I was a teenager at the time, in full swing
of puberty, rushing with hormones and new thoughts but they still viewed me as
the one year old, barely able to walk, rushing after the flocks of birds.
It was hard to tell me what had happened, I
didn’t really know – my Chinese was weaker than it had been but I knew it had
something to do with his stomach.
My visit to the hospital would be my last
visit to him. He had deteriorated from the jolly albeit overweight man he was
to no more than part of the human cycle. He had known it too. Although he could
not talk, his eyes had responded with apologies that I now wish I had not
taken. That was to be the night he would pass away.

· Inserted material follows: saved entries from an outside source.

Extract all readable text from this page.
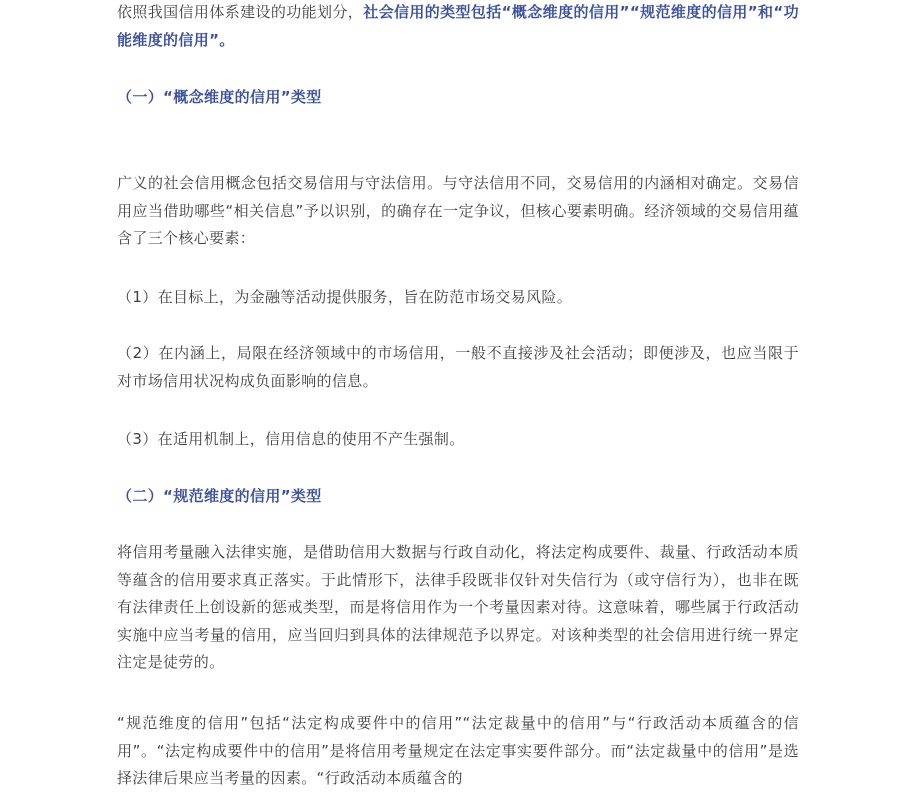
依照我国信用体系建设的功能划分，社会信用的类型包括“概念维度的信用”“规范维度的信用”和“功能维度的信用”。

（一）“概念维度的信用”类型

广义的社会信用概念包括交易信用与守法信用。与守法信用不同，交易信用的内涵相对确定。交易信用应当借助哪些“相关信息”予以识别，的确存在一定争议，但核心要素明确。经济领域的交易信用蕴含了三个核心要素：

（1）在目标上，为金融等活动提供服务，旨在防范市场交易风险。

（2）在内涵上，局限在经济领域中的市场信用，一般不直接涉及社会活动；即便涉及，也应当限于对市场信用状况构成负面影响的信息。

（3）在适用机制上，信用信息的使用不产生强制。

（二）“规范维度的信用”类型

将信用考量融入法律实施，是借助信用大数据与行政自动化，将法定构成要件、裁量、行政活动本质等蕴含的信用要求真正落实。于此情形下，法律手段既非仅针对失信行为（或守信行为），也非在既有法律责任上创设新的惩戒类型，而是将信用作为一个考量因素对待。这意味着，哪些属于行政活动实施中应当考量的信用，应当回归到具体的法律规范予以界定。对该种类型的社会信用进行统一界定注定是徒劳的。

“规范维度的信用”包括“法定构成要件中的信用”“法定裁量中的信用”与“行政活动本质蕴含的信用”。“法定构成要件中的信用”是将信用考量规定在法定事实要件部分。而“法定裁量中的信用”是选择法律后果应当考量的因素。“行政活动本质蕴含的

When someone dies in front of you, it is an
experience like no other. No it is not painful, nor is it satisfying. It is an
empty, sunken feeling – a vacuum of drowned tears. It is like running a
marathon and later not being able to feel your legs, it is the pins and needles
of emotions. There is no shriek and there is no struggle, a drama-less decline.
It is an easy process that is equally as hard. Death is still a strange thing.
Funerals are strange things too. When I had
arrived at his one, there were so many people. People I had never met in my life,
people my family didn’t even meet. He had known so many people and I knew
little of him.
The funeral service is how you would
predict it. We would walk up and examine a dead body, saying our last words,
leaving our last flowers. It was so silent that I remember hearing the
breathing; slow and deep. There he lay, pale and cold an empty vessel of the
soul. They had told me not allow any of my tears to go inside the coffin for
fear his soul would remain restless and wander the earth for eternity so I had
kept my distance, my hand constantly wiping my reddened face.
I had the dubious honour of locking the
cage away, my weakened arms barely able to guide the hammer down properly to
nail in the coffin. I hadn’t cared about the embarrassment that was to follow;
I just knew that I had to let him rest in peace, my final and only gift to him.
In Chinese tradition, we would burn paper
money for him, which would be used by him in the afterlife. A big circle would
be drawn by chalk and a first paper lit, wherein afterwards, everyone would
contribute a little and watch the fire burn. I remember my aunt crouching down
in front of me once we had all put in our fair share, her eyes dark and empty.
She told me he wanted me to have it, opened the black box she was clasping on
to tightly and undid the locking mechanism. It had slipped onto my wrist easily
– the size, just perfect. I gave her a hug, thanking her with a kiss on the
cheek. She stood back up and silence resumed as we stared into the blaze that
we wished would scour our memories, our thoughts, my pains.
As I turn the watch once more, the light
catches my eye once more reminding me of that fire, a memory seated in shadows.
I unclasp the bottom of the watch and slide it off my wrist. It angles itself
as I lay it on the desk, rigid and unmoving. It no longer is allowed to follow
the sunlight, absorbing its rays for energy. It would have to use up whatever
battery had been left inside and when it died, it would have to wait for my
return. I’m sure it won’t die out though – not anytime soon, I’m sure of it. The
cuts and abrasions are living proof of its perpetuating existence.